Powered by heat

How about a low-cost and efficient solid-state engine that coverts heat to electricity? Wouldn’t that be lapped up in an energy hungry world? Not only would these engines have no moving parts, they will not wear out, and would be infinitely reliable. They can enable electronic devices that recycle some of their own waste heat into electricity. In a computer, it could enable heat-powered computation, or, inversely, it could provide cooling.

We are not yet there but research is heading there.

Researchers who are studying a new magnetic effect that converts heat to electricity have discovered how to amplify it a thousand times over. Called the spin Seebeck effect, the spin of electrons creates a current in magnetic materials, which is detected as a voltage in an adjacent metal. Ohio State University researchers have figured out how to create a similar effect in a non-magnetic semiconductor while producing more electrical power.

The resulting voltages are admittedly tiny, but in this week's issue of the journal Nature, the researchers report boosting the amount of voltage produced per degree of temperature change inside the semiconductor from a few microvolts to a few millivolts -- a 1,000-fold increase in voltage, producing a 1-million-fold increase in power.

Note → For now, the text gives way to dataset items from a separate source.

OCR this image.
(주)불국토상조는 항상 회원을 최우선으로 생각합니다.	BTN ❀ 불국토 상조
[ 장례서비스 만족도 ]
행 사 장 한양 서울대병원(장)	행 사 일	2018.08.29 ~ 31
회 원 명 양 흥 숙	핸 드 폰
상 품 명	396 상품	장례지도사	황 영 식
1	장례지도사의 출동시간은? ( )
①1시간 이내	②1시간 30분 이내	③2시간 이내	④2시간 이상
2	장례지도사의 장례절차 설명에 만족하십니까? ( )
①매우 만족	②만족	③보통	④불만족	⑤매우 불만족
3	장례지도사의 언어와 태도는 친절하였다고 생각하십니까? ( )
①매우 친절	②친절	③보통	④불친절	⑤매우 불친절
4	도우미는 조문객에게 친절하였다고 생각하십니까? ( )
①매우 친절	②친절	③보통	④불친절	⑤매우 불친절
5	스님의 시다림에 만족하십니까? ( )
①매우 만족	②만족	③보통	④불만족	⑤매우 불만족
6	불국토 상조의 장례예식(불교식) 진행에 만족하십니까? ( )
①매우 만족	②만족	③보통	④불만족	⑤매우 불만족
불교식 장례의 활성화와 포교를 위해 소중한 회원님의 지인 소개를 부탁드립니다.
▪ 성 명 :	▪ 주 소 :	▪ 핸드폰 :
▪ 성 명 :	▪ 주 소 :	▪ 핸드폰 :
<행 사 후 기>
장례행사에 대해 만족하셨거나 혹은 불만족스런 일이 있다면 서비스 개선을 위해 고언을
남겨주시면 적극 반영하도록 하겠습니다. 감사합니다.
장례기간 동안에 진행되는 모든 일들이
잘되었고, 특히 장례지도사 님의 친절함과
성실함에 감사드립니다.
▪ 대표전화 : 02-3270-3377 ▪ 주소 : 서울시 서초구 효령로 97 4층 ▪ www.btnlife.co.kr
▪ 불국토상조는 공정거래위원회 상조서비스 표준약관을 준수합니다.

Just as light is made of particles called photons, heat, too, can be thought of the same way, and scientists have a similar-sounding name for heat particles: phonons. The researchers think that they were able to induce a powerful stream of phonons inside the semiconductor. The phonons then smashed into the electrons and knocked them forward, while the atoms in the semiconductor made the electrons spin as they streamed through the material.

There are drawbacks like requiring a low temperature and a high magnetic field as they worked on a non-magnetic material and had to cool surroundings to polarize the electrons. But newer materials may take the discovery further is the hope.